Predicting galaxy bias using machine learning
Catalina Riveros-Jara, Antonio D. Montero-Dorta, Natália V. N. Rodrigues, Pía Amigo, Natalí S. M. de Santi, Andrés Balaguera-Antolínez, Raul Abramo, Neill Guzmán, M. Celeste Artale
TL;DR
This study tackles how galaxies trace the underlying matter density by predicting per-galaxy linear bias $b_i$ using an object-by-object estimator from IllustrisTNG300 and DisPerSE-derived cosmic-web distances. It compares three ML approaches—Random Forest, a neural network, and Normalizing Flows (neural spline flows)—to predict $b_i$ from halo properties and environment, including $oldsymbol{\delta_8}$ overdensity and distances to cosmic-web features. The results show that environmental features, particularly $oldsymbol{\delta_8}$, carry the strongest information about $b_i$, with internal halo properties playing a secondary role; importantly, Normalizing Flows outperform deterministic models by faithfully reproducing the full conditional distributions and joint distributions with other galaxy properties, capturing the intrinsic stochasticity of the matter–halo–galaxy connection. This probabilistic framework provides a robust pathway to measure individual galaxy bias in upcoming spectroscopic surveys and to generate realistic mock catalogs, with potential extensions to more complex inputs and larger simulations such as MilleniumTNG and to graph-based neural networks for improved modeling.
Abstract
Understanding how galaxies trace the underlying matter density field is essential for characterizing the influence of the large-scale structure on galaxy formation, being therefore a key ingredient in observational cosmology. This connection, commonly described through the galaxy bias, $b$, can be studied effectively using machine learning (ML) techniques, which offer strong predictive capabilities and can capture non-linear relationships. We aim to incorporate the linear bias parameter assigned to individual galaxies into a ML framework, quantify its dependence on various halo and environmental properties, and evaluate whether different algorithms can accurately predict this parameter and reproduce the scatter in several bias relations. We use data from the IllustrisTNG300 simulation, including the distance to different cosmic-web structures computed with DisPerSE. These data are complemented with an object-by-object estimator of the large-scale linear bias ($b_i$), providing the individual contribution of each galaxy to the bias of the entire population.
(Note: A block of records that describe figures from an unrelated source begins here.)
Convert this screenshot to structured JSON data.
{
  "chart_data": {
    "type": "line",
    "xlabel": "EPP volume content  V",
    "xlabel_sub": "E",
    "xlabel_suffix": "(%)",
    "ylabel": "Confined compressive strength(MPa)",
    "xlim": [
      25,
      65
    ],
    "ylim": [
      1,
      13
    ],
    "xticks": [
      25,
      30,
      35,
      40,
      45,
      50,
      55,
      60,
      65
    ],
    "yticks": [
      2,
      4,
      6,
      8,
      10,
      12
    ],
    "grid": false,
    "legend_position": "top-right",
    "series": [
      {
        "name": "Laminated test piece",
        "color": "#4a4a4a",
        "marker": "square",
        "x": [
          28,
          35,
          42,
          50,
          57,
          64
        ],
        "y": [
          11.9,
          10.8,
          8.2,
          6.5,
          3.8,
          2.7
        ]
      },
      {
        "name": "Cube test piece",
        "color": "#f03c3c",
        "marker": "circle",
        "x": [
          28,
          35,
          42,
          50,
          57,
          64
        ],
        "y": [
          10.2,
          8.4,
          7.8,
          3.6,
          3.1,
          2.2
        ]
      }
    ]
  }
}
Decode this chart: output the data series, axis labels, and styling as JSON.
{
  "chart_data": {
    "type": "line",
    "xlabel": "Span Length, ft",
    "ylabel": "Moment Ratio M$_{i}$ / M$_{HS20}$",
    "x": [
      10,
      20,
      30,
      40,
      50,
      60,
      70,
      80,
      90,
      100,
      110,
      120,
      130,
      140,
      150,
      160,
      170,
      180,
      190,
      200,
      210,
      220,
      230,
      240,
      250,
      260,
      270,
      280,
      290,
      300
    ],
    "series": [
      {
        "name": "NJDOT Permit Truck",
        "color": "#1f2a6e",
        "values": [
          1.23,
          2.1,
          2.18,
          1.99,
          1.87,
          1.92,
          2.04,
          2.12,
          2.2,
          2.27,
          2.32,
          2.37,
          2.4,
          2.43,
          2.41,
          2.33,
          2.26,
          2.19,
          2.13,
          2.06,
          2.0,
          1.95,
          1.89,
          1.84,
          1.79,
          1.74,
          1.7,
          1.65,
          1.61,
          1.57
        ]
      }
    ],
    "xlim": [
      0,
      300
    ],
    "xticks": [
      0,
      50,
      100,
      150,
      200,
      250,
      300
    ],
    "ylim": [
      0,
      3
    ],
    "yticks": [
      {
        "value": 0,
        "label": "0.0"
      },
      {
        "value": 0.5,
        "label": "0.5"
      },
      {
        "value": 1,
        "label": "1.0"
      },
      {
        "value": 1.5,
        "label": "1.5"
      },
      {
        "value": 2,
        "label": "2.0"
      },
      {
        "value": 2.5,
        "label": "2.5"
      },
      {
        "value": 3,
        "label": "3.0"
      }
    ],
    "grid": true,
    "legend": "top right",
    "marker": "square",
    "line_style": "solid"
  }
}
Our ML framework uses three models to predict $b_i$: a Random Forest Regressor, a Neural Network and a probabilistic method (Normalizing Flows). We recover the full hierarchy of galaxy bias dependencies, showing that the most informative features are the overdensities, particularly $δ_8$, followed by the distances to cosmic-web structures and selected internal halo properties, most notably $z_{1/2}$. We also demonstrate that Normalizing Flows clearly outperform deterministic methods in predicting galaxy bias, including its joint distributions with galaxy properties, owing to their ability to capture the intrinsic variance associated with the stochastic nature of the matter-halo-galaxy connection. Our ML framework provides a foundation for future efforts to measure individual bias with upcoming spectroscopic surveys.